April 28, 2005, Introduced by Reps. Meisner, Farrah, Zelenko, Clack, Anderson, Vagnozzi, Kathleen Law, Waters, Gonzales, Polidori, Leland, Spade, Jones, Hopgood, Plakas, Wojno, Condino, Bieda, Kolb, Hood, Lipsey, Lemmons, Jr., McConico, Bennett, Accavitti, Gleason, Garfield, Sak and Tobocman and referred to the Committee on Banking and Financial Services.
A bill to amend 1999 PA 276, entitled
"Banking code of 1999,"
(MCL 487.11101 to 487.15105) by adding sections 3914, 3915, and
3916.
THE PEOPLE OF THE STATE OF MICHIGAN ENACT:
Sec. 3914. (1) A bank shall use reasonable care to secure
nonpublic personal financial information from unauthorized access.
(2) A bank shall not disclose nonpublic personal financial
information to a person without the prior and specific informed
consent, in writing, of the individual to whom the nonpublic
personal financial information pertains. This subsection does not
apply if the disclosure is required by law.
(3) A bank shall disclose nonpublic personal financial
information to which subsection (2) does not apply only if the
person to whom the disclosure is made agrees to protect and use the
disclosed information only in the manner authorized by the bank
under section 3915. This subsection does not apply to a disclosure
made to the commissioner, another governmental agency or entity, or
a court.
(4) If an individual authorizes the release of nonpublic
personal financial information under subsection (2) to a specific
person, a bank shall disclose the information to that person only
if the person agrees not to release the information to another
person without another prior and specific informed consent from the
individual, in writing, authorizing the additional release.
(5) This section does not preclude the release of information
pertaining to an individual to that individual by telephone if the
identity of the individual is verified.
(6) As used in this section and section 3915:
(a) "Nonpublic personal financial information" means
personally identifiable financial information and any list,
description, or other grouping of consumers and publicly available
information pertaining to them that is derived using any personally
identifiable financial information that is not publicly available.
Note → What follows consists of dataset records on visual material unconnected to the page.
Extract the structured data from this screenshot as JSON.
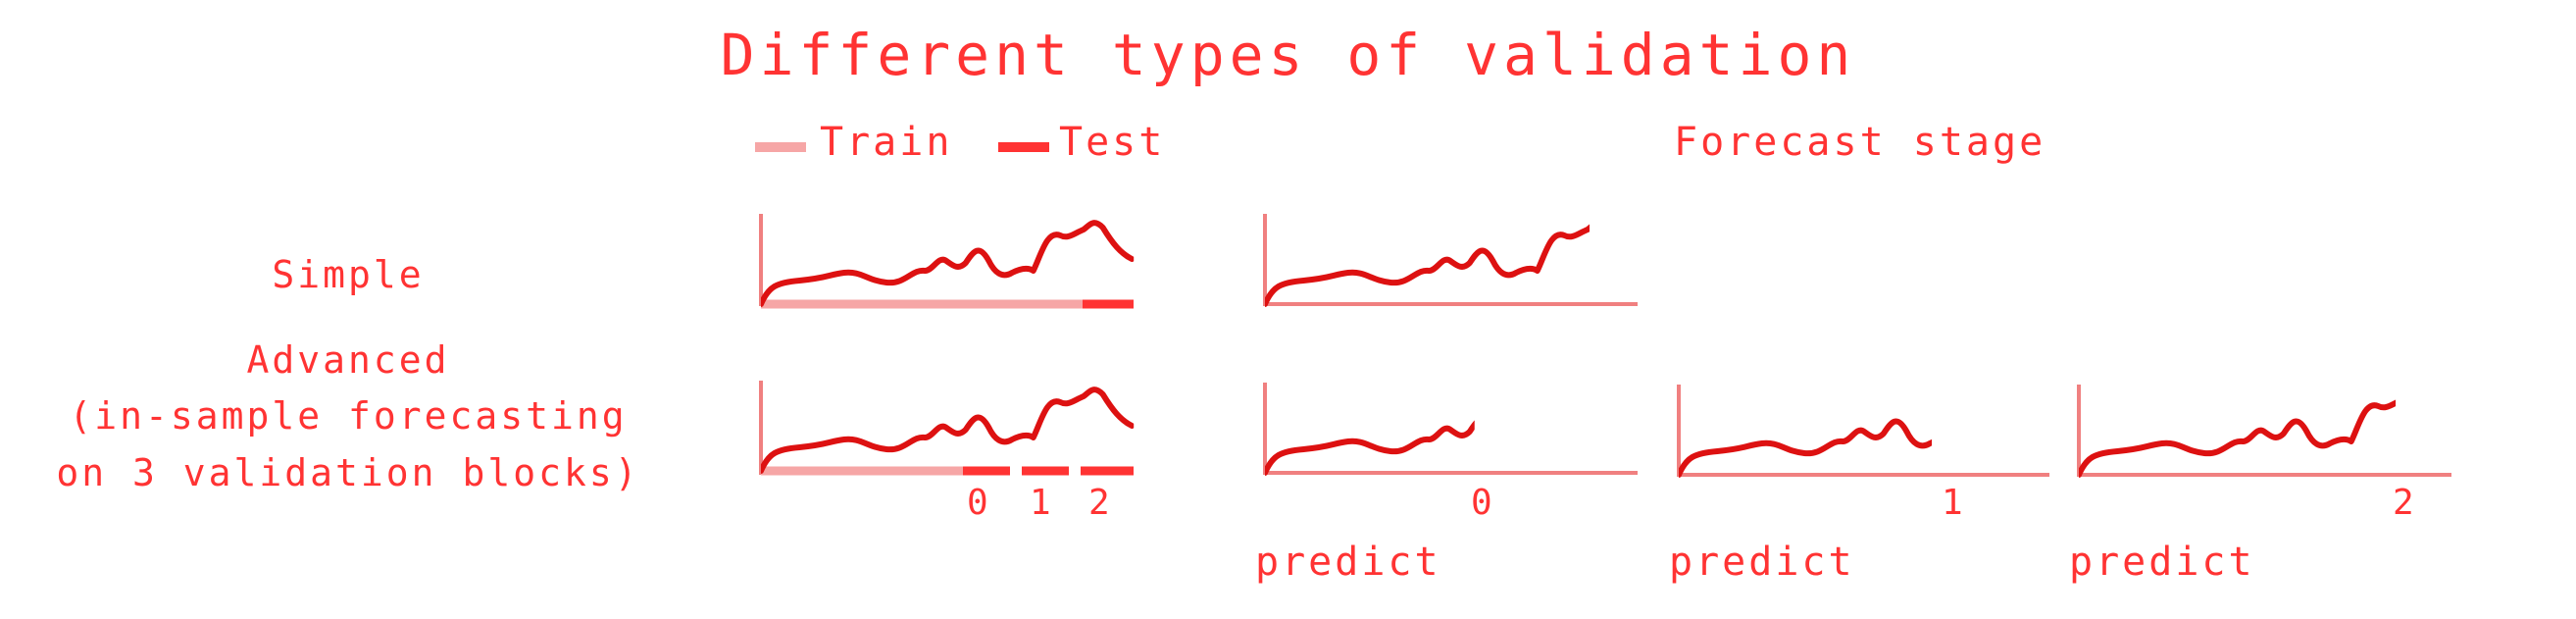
{
  "title": "Different types of validation",
  "legend": {
    "train_label": "Train",
    "test_label": "Test"
  },
  "forecast_stage_label": "Forecast stage",
  "rows": {
    "simple_label": "Simple",
    "advanced_label_lines": [
      "Advanced",
      "(in-sample forecasting",
      "on 3 validation blocks)"
    ]
  },
  "block_labels": [
    "0",
    "1",
    "2"
  ],
  "predict_label": "predict",
  "forecast_numbers": [
    "0",
    "1",
    "2"
  ],
  "colors": {
    "text": "#ff3333",
    "series": "#dd1111",
    "axis": "#f08080",
    "train": "#f6a6a6",
    "test": "#ff3333"
  }
}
Nonpublic personal financial information does not include any of
the following:
(i) Financial information otherwise protected by state or
federal law.
(ii) Publicly available information.
(iii) Any list, description, or other grouping of consumers and
publicly available information pertaining to them that is derived
without using any personally identifiable financial information
that is not publicly available.
(b) "Personally identifiable financial information" means any
of the following:
(i) Information a consumer provides to a bank to obtain a
financial product or service from the bank.
(ii) Information about a consumer resulting from any
transaction involving a financial product or service between a bank
and a consumer.
(iii) Information a bank otherwise obtains about a consumer in
connection with providing a financial product or service to that
consumer.
(c) "Publicly available information" means any information
that a bank has a reasonable basis to believe is lawfully made
available to the general public from federal, state, or local
government records by wide distribution by the media or by
disclosures to the general public that are required to be made by
federal, state, or local law. A bank has a reasonable basis to
believe that information is lawfully made available to the general
public if both of the following apply:
(i) The bank has taken steps to determine that the information
is of the type that is available to the general public.
(ii) If an individual can direct that the information not be
made available to the general public, the bank's consumer has not
directed that the information not be made available to the general
public.
Sec. 3915. A bank shall establish and make public a policy
regarding the protection of privacy and the confidentiality of
nonpublic personal financial information. The policy shall do at
least all of the following:
(a) Provide for the bank's implementation of the requirements
of this act and other applicable laws respecting collection,
security, use, release of, and access to nonpublic personal
financial information.
(b) Identify the routine uses of nonpublic personal financial
information by the bank; prescribe the means by which individuals
will be notified regarding those uses; and provide for notification
regarding the actual release of nonpublic personal financial
information that may be identified with, or that may concern, an
individual, upon specific request by that individual. As used in
this subdivision, "routine use" means the ordinary use or release
of nonpublic personal financial information compatible with the
purpose for which the information was collected.
(c) Assure that no person has access to nonpublic personal
financial information except on the basis of a need to know.
(d) Establish the contractual or other conditions under which
the bank may release nonpublic personal financial information.
(e) Provide that enrollment applications and claim forms
developed by the bank shall contain an individual's consent to the
release of data and information that is limited to the data and
information necessary for the proper review and payment of claims,
and shall reasonably notify individuals of their rights under the
bank's policy and applicable law.
Sec. 3916. Sections 3914 and 3915 do not limit access to
records or enlarge or diminish the investigative and examination
powers of governmental agencies as provided for by law.